I was also on the 504 plan in highschool! And I agree, it was difficult because not all the teachers were helpful to me. I also always felt very differently in class and was afraid to cough in class because I thought people would always wonder why I was always "sick", which they did

It took me until my junior year of highschool to tell my friends that I didn't just have asthma and was always embarrassed/ashamed of myself

I also have a chest physiotherapy machine and a nebulizer that I have to use every day, and I was very nervous at first to do this in front of my college roommates, but they did not care and I have some very good friends at college:)

I definitely agree with feeling different because I don't think people always understand the severity of our condition. Not only does it affect me physically, but I get very anxious about and often I don't want people to know because I want to be "normal"

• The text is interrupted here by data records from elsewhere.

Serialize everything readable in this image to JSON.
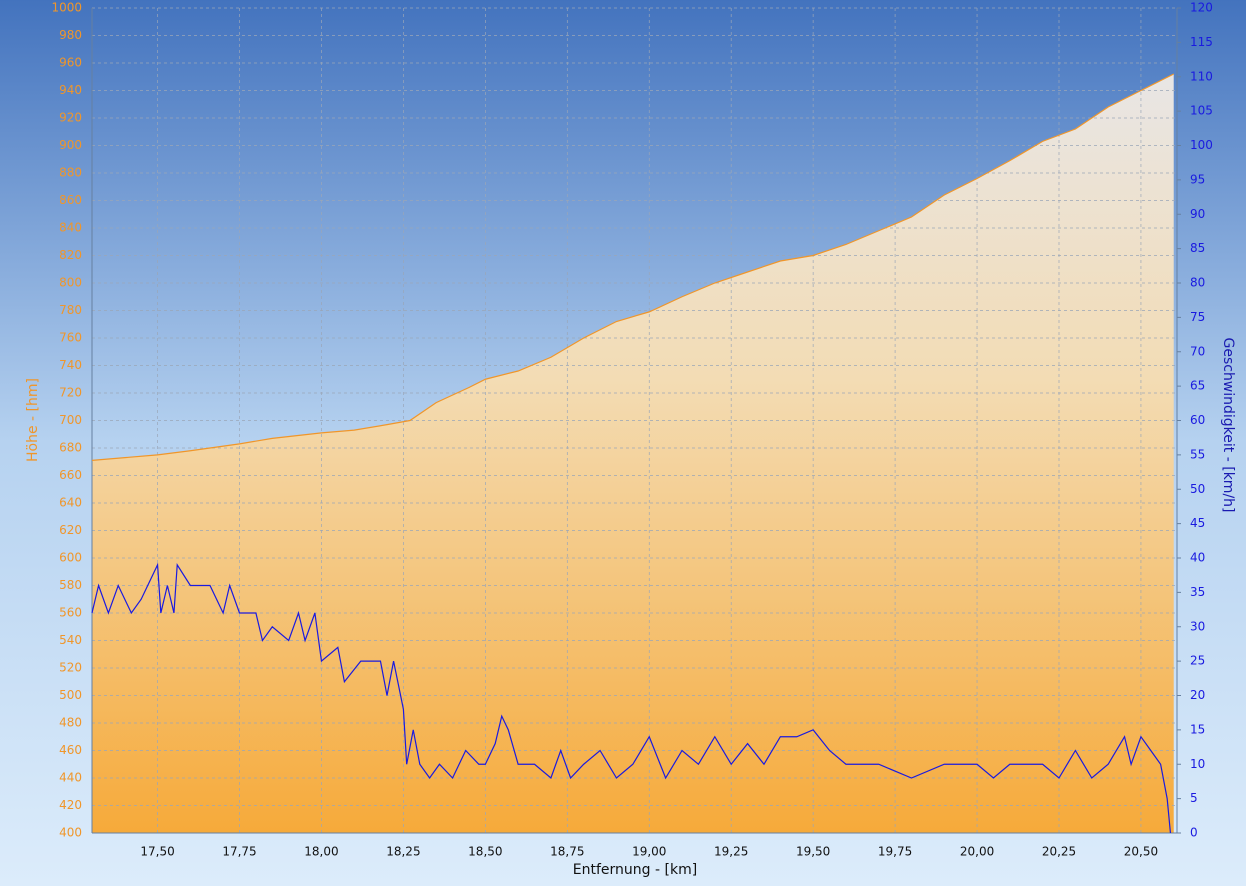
{
  "chart_data": {
    "type": "line",
    "x_label": "Entfernung - [km]",
    "y_label": "Höhe - [hm]",
    "y2_label": "Geschwindigkeit - [km/h]",
    "xlim": [
      17.3,
      20.61
    ],
    "xticks": [
      {
        "value": 17.5,
        "label": "17,50"
      },
      {
        "value": 17.75,
        "label": "17,75"
      },
      {
        "value": 18,
        "label": "18,00"
      },
      {
        "value": 18.25,
        "label": "18,25"
      },
      {
        "value": 18.5,
        "label": "18,50"
      },
      {
        "value": 18.75,
        "label": "18,75"
      },
      {
        "value": 19,
        "label": "19,00"
      },
      {
        "value": 19.25,
        "label": "19,25"
      },
      {
        "value": 19.5,
        "label": "19,50"
      },
      {
        "value": 19.75,
        "label": "19,75"
      },
      {
        "value": 20,
        "label": "20,00"
      },
      {
        "value": 20.25,
        "label": "20,25"
      },
      {
        "value": 20.5,
        "label": "20,50"
      }
    ],
    "ylim": [
      400,
      1000
    ],
    "yticks": [
      400,
      420,
      440,
      460,
      480,
      500,
      520,
      540,
      560,
      580,
      600,
      620,
      640,
      660,
      680,
      700,
      720,
      740,
      760,
      780,
      800,
      820,
      840,
      860,
      880,
      900,
      920,
      940,
      960,
      980,
      1000
    ],
    "y2lim": [
      0,
      120
    ],
    "y2ticks": [
      0,
      5,
      10,
      15,
      20,
      25,
      30,
      35,
      40,
      45,
      50,
      55,
      60,
      65,
      70,
      75,
      80,
      85,
      90,
      95,
      100,
      105,
      110,
      115,
      120
    ],
    "grid": true,
    "series": [
      {
        "color": "#f0962a",
        "fill": true,
        "axis": "y",
        "x": [
          17.3,
          17.5,
          17.6,
          17.75,
          17.85,
          18.0,
          18.1,
          18.2,
          18.27,
          18.35,
          18.45,
          18.5,
          18.6,
          18.7,
          18.8,
          18.9,
          19.0,
          19.1,
          19.2,
          19.3,
          19.4,
          19.5,
          19.6,
          19.7,
          19.8,
          19.9,
          20.0,
          20.1,
          20.2,
          20.3,
          20.4,
          20.5,
          20.6
        ],
        "values": [
          671,
          675,
          678,
          683,
          687,
          691,
          693,
          697,
          700,
          713,
          724,
          730,
          736,
          746,
          760,
          772,
          779,
          790,
          800,
          808,
          816,
          820,
          828,
          838,
          848,
          864,
          876,
          889,
          903,
          912,
          928,
          940,
          952
        ]
      },
      {
        "color": "#1a1ae0",
        "fill": false,
        "axis": "y2",
        "x": [
          17.3,
          17.32,
          17.35,
          17.38,
          17.42,
          17.45,
          17.5,
          17.51,
          17.53,
          17.55,
          17.56,
          17.6,
          17.66,
          17.7,
          17.72,
          17.75,
          17.8,
          17.82,
          17.85,
          17.9,
          17.93,
          17.95,
          17.98,
          18.0,
          18.05,
          18.07,
          18.12,
          18.18,
          18.2,
          18.22,
          18.25,
          18.26,
          18.28,
          18.3,
          18.33,
          18.36,
          18.4,
          18.44,
          18.48,
          18.5,
          18.53,
          18.55,
          18.57,
          18.6,
          18.65,
          18.7,
          18.73,
          18.76,
          18.8,
          18.85,
          18.9,
          18.95,
          19.0,
          19.05,
          19.1,
          19.15,
          19.2,
          19.25,
          19.3,
          19.35,
          19.4,
          19.45,
          19.5,
          19.55,
          19.6,
          19.7,
          19.8,
          19.9,
          20.0,
          20.05,
          20.1,
          20.2,
          20.25,
          20.3,
          20.35,
          20.4,
          20.45,
          20.47,
          20.5,
          20.53,
          20.56,
          20.58,
          20.59
        ],
        "values": [
          32,
          36,
          32,
          36,
          32,
          34,
          39,
          32,
          36,
          32,
          39,
          36,
          36,
          32,
          36,
          32,
          32,
          28,
          30,
          28,
          32,
          28,
          32,
          25,
          27,
          22,
          25,
          25,
          20,
          25,
          18,
          10,
          15,
          10,
          8,
          10,
          8,
          12,
          10,
          10,
          13,
          17,
          15,
          10,
          10,
          8,
          12,
          8,
          10,
          12,
          8,
          10,
          14,
          8,
          12,
          10,
          14,
          10,
          13,
          10,
          14,
          14,
          15,
          12,
          10,
          10,
          8,
          10,
          10,
          8,
          10,
          10,
          8,
          12,
          8,
          10,
          14,
          10,
          14,
          12,
          10,
          5,
          0
        ]
      }
    ]
  }
}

I don't even think my closest friends know how serious it can be

I am still trying to be ok with what I have and with the everlasting stigma of feeling out of place and different from everyone. Especially, when it holds us back from so much.

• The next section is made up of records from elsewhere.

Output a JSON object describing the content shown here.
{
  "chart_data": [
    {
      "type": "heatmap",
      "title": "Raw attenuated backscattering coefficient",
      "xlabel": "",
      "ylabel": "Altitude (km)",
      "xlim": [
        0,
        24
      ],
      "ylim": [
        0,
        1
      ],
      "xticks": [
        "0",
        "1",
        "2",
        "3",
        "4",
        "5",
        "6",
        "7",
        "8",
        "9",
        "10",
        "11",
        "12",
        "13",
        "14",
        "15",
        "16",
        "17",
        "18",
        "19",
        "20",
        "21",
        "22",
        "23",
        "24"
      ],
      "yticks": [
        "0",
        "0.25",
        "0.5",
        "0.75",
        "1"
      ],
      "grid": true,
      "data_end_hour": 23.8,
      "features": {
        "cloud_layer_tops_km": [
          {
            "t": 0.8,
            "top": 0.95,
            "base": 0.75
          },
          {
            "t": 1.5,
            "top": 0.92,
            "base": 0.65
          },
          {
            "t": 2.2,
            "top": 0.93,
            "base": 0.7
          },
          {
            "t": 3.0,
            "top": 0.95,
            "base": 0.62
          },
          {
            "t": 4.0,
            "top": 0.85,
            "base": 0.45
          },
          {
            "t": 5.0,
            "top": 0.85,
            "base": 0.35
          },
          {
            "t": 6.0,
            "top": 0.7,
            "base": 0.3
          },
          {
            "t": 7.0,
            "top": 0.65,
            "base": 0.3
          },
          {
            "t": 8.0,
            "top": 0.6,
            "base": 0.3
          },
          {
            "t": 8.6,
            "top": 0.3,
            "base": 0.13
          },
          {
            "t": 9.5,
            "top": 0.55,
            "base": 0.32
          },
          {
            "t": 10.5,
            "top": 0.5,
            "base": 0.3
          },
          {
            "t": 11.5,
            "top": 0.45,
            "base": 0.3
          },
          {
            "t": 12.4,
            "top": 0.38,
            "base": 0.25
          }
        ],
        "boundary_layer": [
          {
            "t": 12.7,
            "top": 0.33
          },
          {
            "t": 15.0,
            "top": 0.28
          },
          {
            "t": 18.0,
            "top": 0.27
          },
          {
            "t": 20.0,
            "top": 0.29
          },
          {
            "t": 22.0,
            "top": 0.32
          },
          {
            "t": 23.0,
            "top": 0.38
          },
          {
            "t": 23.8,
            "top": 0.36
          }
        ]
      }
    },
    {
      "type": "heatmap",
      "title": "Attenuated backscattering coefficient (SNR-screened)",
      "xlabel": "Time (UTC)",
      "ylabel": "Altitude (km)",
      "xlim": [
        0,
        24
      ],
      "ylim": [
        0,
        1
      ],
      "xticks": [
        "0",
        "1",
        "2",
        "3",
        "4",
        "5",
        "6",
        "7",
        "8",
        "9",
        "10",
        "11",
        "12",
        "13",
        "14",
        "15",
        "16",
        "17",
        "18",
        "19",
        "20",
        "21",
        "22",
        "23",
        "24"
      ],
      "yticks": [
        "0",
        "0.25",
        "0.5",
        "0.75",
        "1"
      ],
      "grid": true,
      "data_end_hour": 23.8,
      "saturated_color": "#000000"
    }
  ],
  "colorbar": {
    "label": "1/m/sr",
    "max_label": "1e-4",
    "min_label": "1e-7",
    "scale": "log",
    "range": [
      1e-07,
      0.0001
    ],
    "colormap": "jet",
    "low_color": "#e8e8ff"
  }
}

Let me know if you want to talk more! I can also tell you more about how I deal with my PCD in college!


Hi Gwen - I hope you have felt encouraged by all the replies above. Your post reminded me of exactly how I felt at your age living with the condition and having to deal with it’s physical limitations embarrassing aspects and the unkind comments of others. As I’ve got older (I’m now in my 40’s) the physical symptoms are still there and have worsened but I feel I’m stronger mentally and emotionally to deal with it all. The unkind people who say “you look well so can’t be that sick”, are the ones who have the problem, not me or you. It wasn’t until my late 30s that I found the wonderful UK PCD Support Group ( see the website that Fiona mentioned) and I took so much comfort from reading about other people’s stories and learning about how I can better manage PCD. I have since been able to meet up with other patients and families living with PCD through the wonderful network that exists via the website and I’m learning about my condition all the time which has helped me to feel that I’m in control of PCD rather than it controlling me. Without a doubt the hardest part for me to comply with has been is the chest clearance. Even in private I found it so embarrassing to have to listen to myself making vulgar noises and bringing up digusting mucus. I realised I was hating myself for having to do it so would do anything to avoid it. Once I realised that it was because what “I” thought of me and not what “others” thought of me that stopped me from doing chest clearance I was able to have different conversations with myself to make myself better at doing it. I’ve learnt that not many health professionals don’t understand or know about the condition through no fault of their own, so I’ve had to take control when I go to GP appointments and ask for specific things....antibiotics, referrals for chest X-rays, blood tests, physio support, airway clearance devices.. the list goes on. In my experience if you don’t ask you don’t get! And if you don’t get it the first time you go back and ask a second and a third until you do. And if that person still doesn’t listen then you leave them and find someone else who does. I was delighted to hear you say “I just need to start to being ok with that” as it’s that wonderful personal insight that it going to get you through the bad times of this condition. Keep saying it when you can - stay strong!! Sending you much love...


Sad but true about the lack of support and understanding for living with PCD. I have come to accept the lack of support, acknowledgment from others and little empathy at times. I know that I am strong and hope you are strong and brave too. As for me I am brave but no one will see it but me. So I am going to keep helping myself to keep heathly because my reward are the good day of being able breathe.